And I don’t mean with LSD… In a post, Juha-Pekka postulates the following:
- “My personal opinion is that roundtripping is a recipe for trouble. “
- “Still I need to ask what is the value of having a rectangle symbol in a digram and an equivalent class in a file.”
When I first laid eyes on an ad for Together/C++ in 1994 that promised code and diagram were always in sync, I spent $1200 of my own money and bought it sight unseen.

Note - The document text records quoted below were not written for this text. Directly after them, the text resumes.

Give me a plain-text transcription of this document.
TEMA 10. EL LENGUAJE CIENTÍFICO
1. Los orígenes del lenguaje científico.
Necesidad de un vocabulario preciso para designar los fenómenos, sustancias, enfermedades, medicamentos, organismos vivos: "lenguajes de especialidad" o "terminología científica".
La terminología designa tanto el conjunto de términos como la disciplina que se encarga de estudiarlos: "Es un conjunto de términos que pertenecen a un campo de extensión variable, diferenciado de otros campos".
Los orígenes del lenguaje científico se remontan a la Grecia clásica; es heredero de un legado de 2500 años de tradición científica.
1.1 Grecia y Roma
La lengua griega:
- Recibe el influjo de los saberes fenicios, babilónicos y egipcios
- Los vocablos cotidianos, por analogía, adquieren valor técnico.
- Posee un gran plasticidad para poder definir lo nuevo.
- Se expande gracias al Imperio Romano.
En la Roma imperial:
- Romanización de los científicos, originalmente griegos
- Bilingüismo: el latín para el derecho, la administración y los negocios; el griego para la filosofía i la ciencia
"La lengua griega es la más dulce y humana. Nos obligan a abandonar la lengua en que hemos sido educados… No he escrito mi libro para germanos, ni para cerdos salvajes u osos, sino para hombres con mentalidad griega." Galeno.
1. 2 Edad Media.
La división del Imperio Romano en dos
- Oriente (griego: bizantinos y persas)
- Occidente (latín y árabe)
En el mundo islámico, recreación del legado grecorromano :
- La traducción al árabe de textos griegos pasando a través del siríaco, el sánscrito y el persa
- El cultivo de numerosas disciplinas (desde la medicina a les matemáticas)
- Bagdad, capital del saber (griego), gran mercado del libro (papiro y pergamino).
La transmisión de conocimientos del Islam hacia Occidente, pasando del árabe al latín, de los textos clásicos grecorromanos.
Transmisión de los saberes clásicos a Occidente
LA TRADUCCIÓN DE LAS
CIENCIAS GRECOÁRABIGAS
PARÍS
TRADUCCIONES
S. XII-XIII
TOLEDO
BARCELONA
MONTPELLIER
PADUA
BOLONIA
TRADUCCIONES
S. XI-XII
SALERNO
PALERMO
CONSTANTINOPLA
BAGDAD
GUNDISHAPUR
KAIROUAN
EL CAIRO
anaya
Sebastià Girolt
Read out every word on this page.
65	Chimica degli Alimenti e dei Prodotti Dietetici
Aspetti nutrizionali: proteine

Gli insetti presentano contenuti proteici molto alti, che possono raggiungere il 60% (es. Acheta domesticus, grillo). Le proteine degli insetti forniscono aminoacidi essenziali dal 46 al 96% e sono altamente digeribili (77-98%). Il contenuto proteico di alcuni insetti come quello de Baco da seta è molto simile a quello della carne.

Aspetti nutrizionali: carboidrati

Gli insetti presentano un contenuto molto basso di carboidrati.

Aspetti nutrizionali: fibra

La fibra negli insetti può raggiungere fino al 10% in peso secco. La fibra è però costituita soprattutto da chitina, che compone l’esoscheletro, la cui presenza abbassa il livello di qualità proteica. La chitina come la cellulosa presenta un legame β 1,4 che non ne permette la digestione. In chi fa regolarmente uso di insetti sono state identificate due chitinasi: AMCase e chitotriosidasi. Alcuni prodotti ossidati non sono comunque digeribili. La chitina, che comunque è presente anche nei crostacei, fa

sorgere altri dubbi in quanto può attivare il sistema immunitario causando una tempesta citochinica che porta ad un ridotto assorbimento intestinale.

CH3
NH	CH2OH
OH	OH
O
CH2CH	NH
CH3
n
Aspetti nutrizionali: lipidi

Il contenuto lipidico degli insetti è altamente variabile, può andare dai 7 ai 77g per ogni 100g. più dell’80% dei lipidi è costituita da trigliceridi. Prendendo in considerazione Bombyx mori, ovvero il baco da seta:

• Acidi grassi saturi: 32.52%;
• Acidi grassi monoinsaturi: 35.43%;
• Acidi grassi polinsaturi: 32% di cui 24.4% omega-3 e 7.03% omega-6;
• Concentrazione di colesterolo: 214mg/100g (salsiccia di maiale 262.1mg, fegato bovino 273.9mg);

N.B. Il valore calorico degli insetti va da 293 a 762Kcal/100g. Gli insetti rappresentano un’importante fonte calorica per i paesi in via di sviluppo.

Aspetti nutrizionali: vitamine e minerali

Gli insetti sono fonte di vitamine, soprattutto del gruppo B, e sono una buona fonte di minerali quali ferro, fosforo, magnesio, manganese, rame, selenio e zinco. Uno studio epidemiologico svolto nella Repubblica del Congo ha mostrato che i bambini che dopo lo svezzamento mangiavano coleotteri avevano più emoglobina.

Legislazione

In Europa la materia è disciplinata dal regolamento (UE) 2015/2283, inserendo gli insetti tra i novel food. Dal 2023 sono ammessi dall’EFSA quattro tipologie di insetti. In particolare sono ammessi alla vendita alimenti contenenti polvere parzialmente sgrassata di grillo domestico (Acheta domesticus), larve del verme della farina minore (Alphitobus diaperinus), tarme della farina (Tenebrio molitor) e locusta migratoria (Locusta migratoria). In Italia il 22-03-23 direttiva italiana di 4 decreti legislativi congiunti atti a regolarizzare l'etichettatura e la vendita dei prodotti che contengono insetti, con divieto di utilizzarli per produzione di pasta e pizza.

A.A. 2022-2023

Not having accurate diagrams that represented the code was a problem… Though I had powerpoint templates for Object Modeling and excel spreadsheet templates for sequence diagrams, these always seemed to get out of sync with the code after a while. This is quite likely worse than having no diagrams at all! (Kind of like a map with an error might be worse than no map at all… depending if the road now goes through a man-made lake.)
Think of round-tripping a class diagram as follows:
- edit the code, the diagram automatically reflects the change.
- edit the diagram and the code is immediately updated.
Sounds like a visual editor to me… always in-sync diagram and code.
Much like we represent bytecode and assembly with higher-order languages (i.e., things like source code), another level up of representation of the same thing can be useful.
At least I found in-sync round-tripping useful for the past dozen years. Others’ experience may vary.